したがって、上記構成によれば、画素の出力信号のノイズ比を低減することができる。
本発明の態様3に係る固体撮像装置は、態様1または2に記載の固体撮像装置(100)であり、前記画素(1〜3)は、前記電気信号を前記センサ素子(フォトダイオードPD)から前記増幅トランジスタ(Atr)のゲートへ転送する転送トランジスタ(Ttr)を含んでもよい。
上記構成によれば、転送トランジスタによりセンサ素子から電気的に分離された電荷蓄積部(FD)を設けることが可能になる。電荷蓄積部により、センサ素子において暗電流が抑制されるため、画素の出力信号のノイズ比を低減することができる。
本発明の態様4に係る固体撮像装置は、態様3に記載の固体撮像装置(100)であり、前記画素(4)は、複数の前記センサ素子(フォトダイオードPD)と複数の前記転送トランジスタ(Ttr)とを含み、前記増幅トランジスタ(Atr)と前記リセットトランジスタ(Rtr)とは、複数の前記センサ素子と複数の前記転送トランジスタとに共通に設けられてもよい。
上記構成によれば、画素の面積に対してセンサ素子の受光面積を大きくすることができる。受光面積が大きいため、センサ素子が発生させる電気信号の強度が高くなり、相対的にノイズが弱くなる。したがって、画素の出力信号のノイズ比を低減することができる。
本発明の態様5に係る固体撮像装置は、態様2に記載の固体撮像装置(100)であり、前記リセットトランジスタ(Rtr)および前記選択トランジスタ(Str)のゲート長は、0.2μm以上0.5μm以下であってもよい。

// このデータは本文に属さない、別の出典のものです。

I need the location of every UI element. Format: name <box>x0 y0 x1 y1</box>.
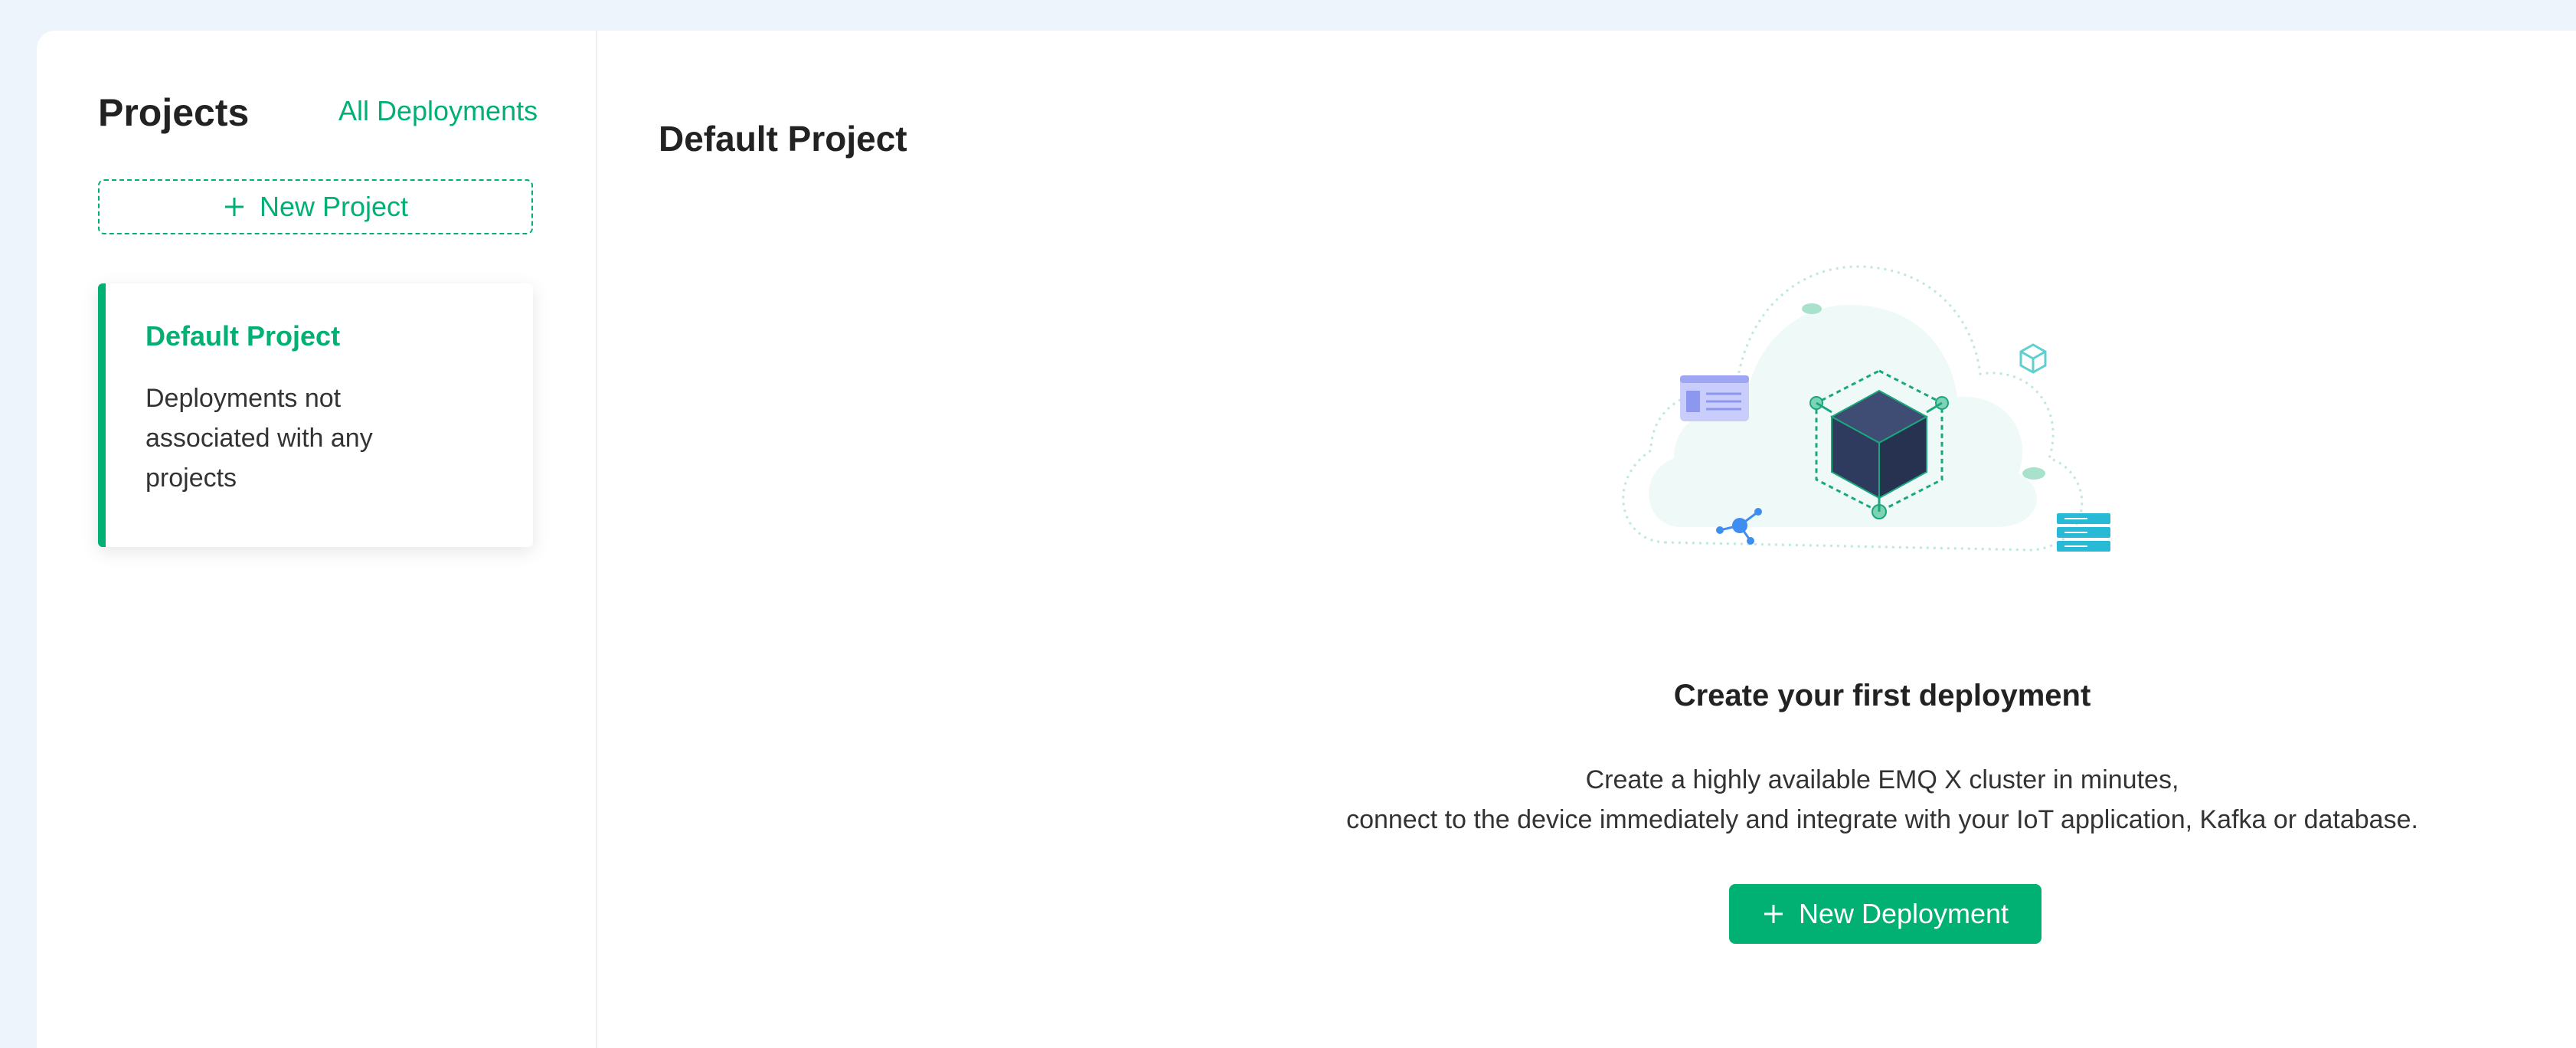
project-card-description: Deployments not associated with any proj… <box>145 384 373 493</box>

上記構成によれば、ゲート長が0.2μm以上であるため、短チャネル効果が抑制され、リセットトランジスタおよび選択トランジスタのスイッチング能力が維持される。また、ゲート長が0.5μm以下であるため、リセットトランジスタおよび選択トランジスタのゲート面積が小さい。これにより、増幅トランジスタのゲート面積およびチャネル面積を大きくすることができる。
本発明の態様6に係る固体撮像装置は、態様1から5の何れか1態様に記載の固体撮像装置(100)であり、前記増幅トランジスタ(Atr)は、ソースフォロア回路として動作する、LDD構造を有するMOSFETであってもよい。
上記構成によれば、ソースフォロア回路であるので、増幅トランジスタの出力インピーダンスが低い。
本発明の態様7に係る固体撮像装置は、態様2または5に記載の固体撮像装置(100)であり、前記リセットトランジスタ(Rtr)および前記選択トランジスタ(Str)のチャネル面積は、前記増幅トランジスタ(Atr)のチャネル面積より小さくてもよい。
上記構成によれば、増幅トランジスタのチャネル面積を大きくすることができる。
本発明の態様8に係る固体撮像装置は、態様1から7の何れか1態様に記載の固体撮像装置(100)であり、前記画素(1〜4)が、行列状に配置されていてもよい。
上記構成によれば、複数の画素からの出力信号の配置も行列状であるため、出力信号を信号処理しやすい。
本発明の態様9に係る電子情報機器は、態様1から8の何れか1態様に記載の固体撮像装置(100)を備えることを特徴とする電子情報機器(デジタルカメラ105)。
上記構成によれば、本発明に係る固体撮像装置を備える電子情報機器を実現できる。
本発明は上述した各実施形態に限定されるものではなく、請求項に示した範囲で種々の変更が可能であり、異なる実施形態にそれぞれ開示された技術的手段を適宜組み合わせて得られる実施形態についても本発明の技術的範囲に含まれる。さらに、各実施形態にそれぞれ開示された技術的手段を組み合わせることにより、新しい技術的特徴を形成することができる。